I feel like I am doing pretty well. I was feeling a bit down on myself this morning - maybe because, against my better judgement, I decided to POAS and I got a BFN. Or maybe because at church we sat behind a baby that would have been the same age as mine if it weren't for the m/c. Or maybe because there always seems to be so many women in our church who have new babies or are KU. Whatever the reason, I was having a hard time with things.

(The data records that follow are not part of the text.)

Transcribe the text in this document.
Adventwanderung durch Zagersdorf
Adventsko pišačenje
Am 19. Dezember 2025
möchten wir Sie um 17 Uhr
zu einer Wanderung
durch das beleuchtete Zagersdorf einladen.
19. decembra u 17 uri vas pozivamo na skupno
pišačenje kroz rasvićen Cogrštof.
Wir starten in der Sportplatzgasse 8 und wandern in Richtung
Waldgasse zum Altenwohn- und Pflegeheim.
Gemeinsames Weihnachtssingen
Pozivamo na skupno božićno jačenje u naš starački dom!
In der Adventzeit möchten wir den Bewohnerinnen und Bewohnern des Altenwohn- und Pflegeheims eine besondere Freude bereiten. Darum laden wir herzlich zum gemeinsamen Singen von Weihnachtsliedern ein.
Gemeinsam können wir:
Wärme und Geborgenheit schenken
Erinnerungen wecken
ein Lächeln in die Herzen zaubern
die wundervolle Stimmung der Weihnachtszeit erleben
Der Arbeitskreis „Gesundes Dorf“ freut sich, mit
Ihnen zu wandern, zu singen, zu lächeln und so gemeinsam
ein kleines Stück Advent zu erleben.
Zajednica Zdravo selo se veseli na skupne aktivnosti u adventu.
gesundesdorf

BUT...I didn't want to let myself melt down to a puddle of despair. I remembered that right now, all I am doing all that I can to eventually be a mom. The rest is out of my control. I have a friend who is serving a mission for our church right now, and she recently sent me a letter. At the bottom of the letter, she included a scripture reference. The scripture says: "Therefore, dearly beloved brethern, let us cheerfully do all things that lie in our power, and then we may stand still, with the utmost assurance, to see the salvation of God, and for his arm to be revealed". I am sure that when this scripture was written or when my friend sent me this letter, it was never thought that this would help someone with IF, but it has helped me. As I mentioned in previous posts, I am trying really hard to be more optimistic and happy. So, maybe if I am cheerfully doing all that I can, I just need to learn to rely on God to help with the rest. I am not saying that it is God's will that I don't have kids or that I am going through IF. What I am saying is that I think that if I am doing all that I can and trying to have the best attitude possible, then everything is going to turn out okay in the end. Maybe I won't be a mom as quickly as I would like to be, but everything will turn out all right.
On a different note, I have been thinking a lot about adoption lately. Maybe that seems strange, seeing as how I have yet to even take a single dose of Clomid or experience my first IUI. But, I feel really peaceful when I think about adoption. I am not quite sure how to bring it up to DH yet. We have talked about it before briefly, and he has said that he isn't ready to throw in the towel on having biological kids. I am not saying that I want to stop TTC a biological child, but I do feel like maybe this is something we could start looking into. Has anyone else had experience with this? What was your experience? How did your husband respond?